Setanta shouted: "My queen!" And began to wade into the creature as if to reach her by swimming its protoplasmic currents but she spread her arms and set her face back to its terrible mask of purpose as she turned again.
"Aelael mai, mar air shi pyli!" she cried as she dropped into the seething mass of roiling corruption.
Thunder filled the room.
An infinitesimal glimpse of something—somewhere—between the molecules of the air.
Air that rushed in to fill the emptiness p
reviously occupied by a room-sized monster and a child-sized queen.
Both were gone.
Vanished.
The only acknowledgment of either's former existence were three sounds.
That transitory crash of imploding air—a Tupperware burp of artificial thunder as the world resealed itself.
The sustained weeping of a great warrior, now on his hands and knees.
And the hiss and sizzle as each tear fell upon the scorched and smoking floor.
* * *
Nothing else came out of the river during the next hour.
Nor did Fand return from where she had 'ported with our displaced foe.
Setanta made a weak protest when we hauled anchor and prepared to make way, but Liban assured him that her sister could find her way back to him, wherever he was. Once it was safe to return.
Her words were encouraging, her eyes and voice less so. Thereafter Setanta withdrew into himself to nurse his inner wounds.
We spent some time dealing with outer wounds, as well. Liban was bruised, cut, and mildly concussed from being hurtled through the glass door and across the main cabin. Setanta, Zotz, and I had varying degrees of burns from contact with the caustic slime. Fortunately Zotz and I had kept pretty much to the thing's perimeter while Setanta's ongoing commitment to dressing like a gay leather biker had largely protected him when he waded into it.
Suki wasn't so fortunate.
A ninety pound Asian woman had gone under and stayed under until we'd killed it.
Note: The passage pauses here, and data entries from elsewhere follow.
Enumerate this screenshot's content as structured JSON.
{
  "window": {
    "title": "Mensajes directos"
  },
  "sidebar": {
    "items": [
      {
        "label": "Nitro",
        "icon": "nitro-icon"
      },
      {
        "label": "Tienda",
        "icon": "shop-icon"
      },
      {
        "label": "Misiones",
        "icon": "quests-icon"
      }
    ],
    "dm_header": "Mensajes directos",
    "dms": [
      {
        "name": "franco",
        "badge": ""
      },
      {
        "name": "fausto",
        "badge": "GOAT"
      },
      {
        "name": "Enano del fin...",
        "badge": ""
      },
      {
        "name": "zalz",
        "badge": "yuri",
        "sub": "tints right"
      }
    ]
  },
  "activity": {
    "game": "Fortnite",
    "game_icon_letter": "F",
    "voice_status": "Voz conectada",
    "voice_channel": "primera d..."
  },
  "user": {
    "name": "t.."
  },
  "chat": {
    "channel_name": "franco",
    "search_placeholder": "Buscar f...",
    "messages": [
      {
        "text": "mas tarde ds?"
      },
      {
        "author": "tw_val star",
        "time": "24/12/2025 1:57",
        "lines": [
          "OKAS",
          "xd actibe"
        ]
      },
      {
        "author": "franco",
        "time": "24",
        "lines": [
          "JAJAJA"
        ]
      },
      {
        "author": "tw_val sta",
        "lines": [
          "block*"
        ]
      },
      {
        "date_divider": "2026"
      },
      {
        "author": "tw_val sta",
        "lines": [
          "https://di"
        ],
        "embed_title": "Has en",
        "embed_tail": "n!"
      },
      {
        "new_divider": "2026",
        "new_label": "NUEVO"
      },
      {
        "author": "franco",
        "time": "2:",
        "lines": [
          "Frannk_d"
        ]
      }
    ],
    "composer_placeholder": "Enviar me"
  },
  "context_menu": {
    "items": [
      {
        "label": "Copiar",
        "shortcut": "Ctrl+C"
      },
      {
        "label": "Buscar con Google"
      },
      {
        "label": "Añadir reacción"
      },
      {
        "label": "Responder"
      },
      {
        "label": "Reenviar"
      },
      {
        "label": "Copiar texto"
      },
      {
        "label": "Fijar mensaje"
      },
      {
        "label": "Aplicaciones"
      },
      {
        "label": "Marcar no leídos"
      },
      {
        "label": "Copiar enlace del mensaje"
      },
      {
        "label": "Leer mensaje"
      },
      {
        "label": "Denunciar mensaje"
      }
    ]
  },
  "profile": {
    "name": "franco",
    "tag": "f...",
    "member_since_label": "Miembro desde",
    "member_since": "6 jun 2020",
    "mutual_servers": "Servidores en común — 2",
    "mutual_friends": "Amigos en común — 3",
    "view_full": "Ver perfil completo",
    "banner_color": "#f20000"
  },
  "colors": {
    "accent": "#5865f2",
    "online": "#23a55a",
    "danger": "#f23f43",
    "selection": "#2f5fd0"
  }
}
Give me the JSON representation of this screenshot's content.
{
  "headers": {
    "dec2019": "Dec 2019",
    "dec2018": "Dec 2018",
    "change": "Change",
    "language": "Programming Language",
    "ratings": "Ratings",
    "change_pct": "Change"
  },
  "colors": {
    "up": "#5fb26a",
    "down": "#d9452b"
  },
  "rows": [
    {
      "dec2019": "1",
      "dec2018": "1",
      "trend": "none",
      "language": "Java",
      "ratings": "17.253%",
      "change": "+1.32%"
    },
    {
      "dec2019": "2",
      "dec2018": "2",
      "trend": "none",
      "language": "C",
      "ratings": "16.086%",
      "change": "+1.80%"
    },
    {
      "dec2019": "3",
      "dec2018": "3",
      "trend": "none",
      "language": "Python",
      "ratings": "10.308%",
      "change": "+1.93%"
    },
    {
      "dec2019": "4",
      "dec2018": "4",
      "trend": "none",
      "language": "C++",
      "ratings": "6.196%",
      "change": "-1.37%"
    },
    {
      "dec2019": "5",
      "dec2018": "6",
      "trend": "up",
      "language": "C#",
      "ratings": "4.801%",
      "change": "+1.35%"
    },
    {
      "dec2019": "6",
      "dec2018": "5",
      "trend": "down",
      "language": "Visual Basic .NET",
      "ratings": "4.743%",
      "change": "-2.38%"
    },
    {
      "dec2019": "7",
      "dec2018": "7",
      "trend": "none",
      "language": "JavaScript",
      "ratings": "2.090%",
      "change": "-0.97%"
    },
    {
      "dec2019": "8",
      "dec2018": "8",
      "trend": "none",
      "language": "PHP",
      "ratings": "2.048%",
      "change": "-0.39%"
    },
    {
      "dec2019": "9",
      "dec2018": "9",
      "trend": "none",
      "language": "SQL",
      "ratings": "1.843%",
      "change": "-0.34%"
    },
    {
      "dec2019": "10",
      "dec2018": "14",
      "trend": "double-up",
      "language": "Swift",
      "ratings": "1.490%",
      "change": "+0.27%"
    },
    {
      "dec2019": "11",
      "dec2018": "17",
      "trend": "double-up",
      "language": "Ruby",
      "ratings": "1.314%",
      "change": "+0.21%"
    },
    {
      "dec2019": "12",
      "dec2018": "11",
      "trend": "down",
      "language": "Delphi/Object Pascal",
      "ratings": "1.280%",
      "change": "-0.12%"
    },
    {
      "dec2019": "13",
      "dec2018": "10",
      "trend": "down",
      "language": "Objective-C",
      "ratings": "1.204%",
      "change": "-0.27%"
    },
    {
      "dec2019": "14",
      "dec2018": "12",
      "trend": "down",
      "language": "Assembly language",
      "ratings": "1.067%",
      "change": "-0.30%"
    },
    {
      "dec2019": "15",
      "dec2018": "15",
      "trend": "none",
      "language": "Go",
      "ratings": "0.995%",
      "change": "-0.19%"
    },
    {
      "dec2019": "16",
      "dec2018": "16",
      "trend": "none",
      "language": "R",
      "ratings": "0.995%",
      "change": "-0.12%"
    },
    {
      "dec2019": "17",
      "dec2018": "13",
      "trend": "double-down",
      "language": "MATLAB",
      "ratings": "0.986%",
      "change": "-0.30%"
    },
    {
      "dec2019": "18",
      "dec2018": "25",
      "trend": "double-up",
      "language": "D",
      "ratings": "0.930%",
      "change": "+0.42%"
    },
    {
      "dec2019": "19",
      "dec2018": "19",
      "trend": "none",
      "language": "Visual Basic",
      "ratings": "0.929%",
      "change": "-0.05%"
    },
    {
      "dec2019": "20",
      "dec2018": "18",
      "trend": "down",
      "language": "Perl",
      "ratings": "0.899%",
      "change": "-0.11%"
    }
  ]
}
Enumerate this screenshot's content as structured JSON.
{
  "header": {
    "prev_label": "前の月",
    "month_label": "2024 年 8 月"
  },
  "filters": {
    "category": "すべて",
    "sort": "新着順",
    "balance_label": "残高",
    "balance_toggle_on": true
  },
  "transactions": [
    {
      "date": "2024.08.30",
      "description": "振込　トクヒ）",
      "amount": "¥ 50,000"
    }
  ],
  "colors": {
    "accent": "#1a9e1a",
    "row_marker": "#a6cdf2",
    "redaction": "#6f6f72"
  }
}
Then stayed under some more when the second half of The Blob Double-Feature arrived. I didn't know how fast these things could feed, but what was left behind when Fand opened a momentary door to some otherwhere was only a fraction of the size and weight and mass of a ninety pound Asian woman.
And didn't look human.
It looked like a cat.
A golden-eyed, sable brown, Burmese cat with two tails.
That looked as if it had been put in an industrial-strength clothes dryer and treated to a half-hour of tumble-dry at high heat.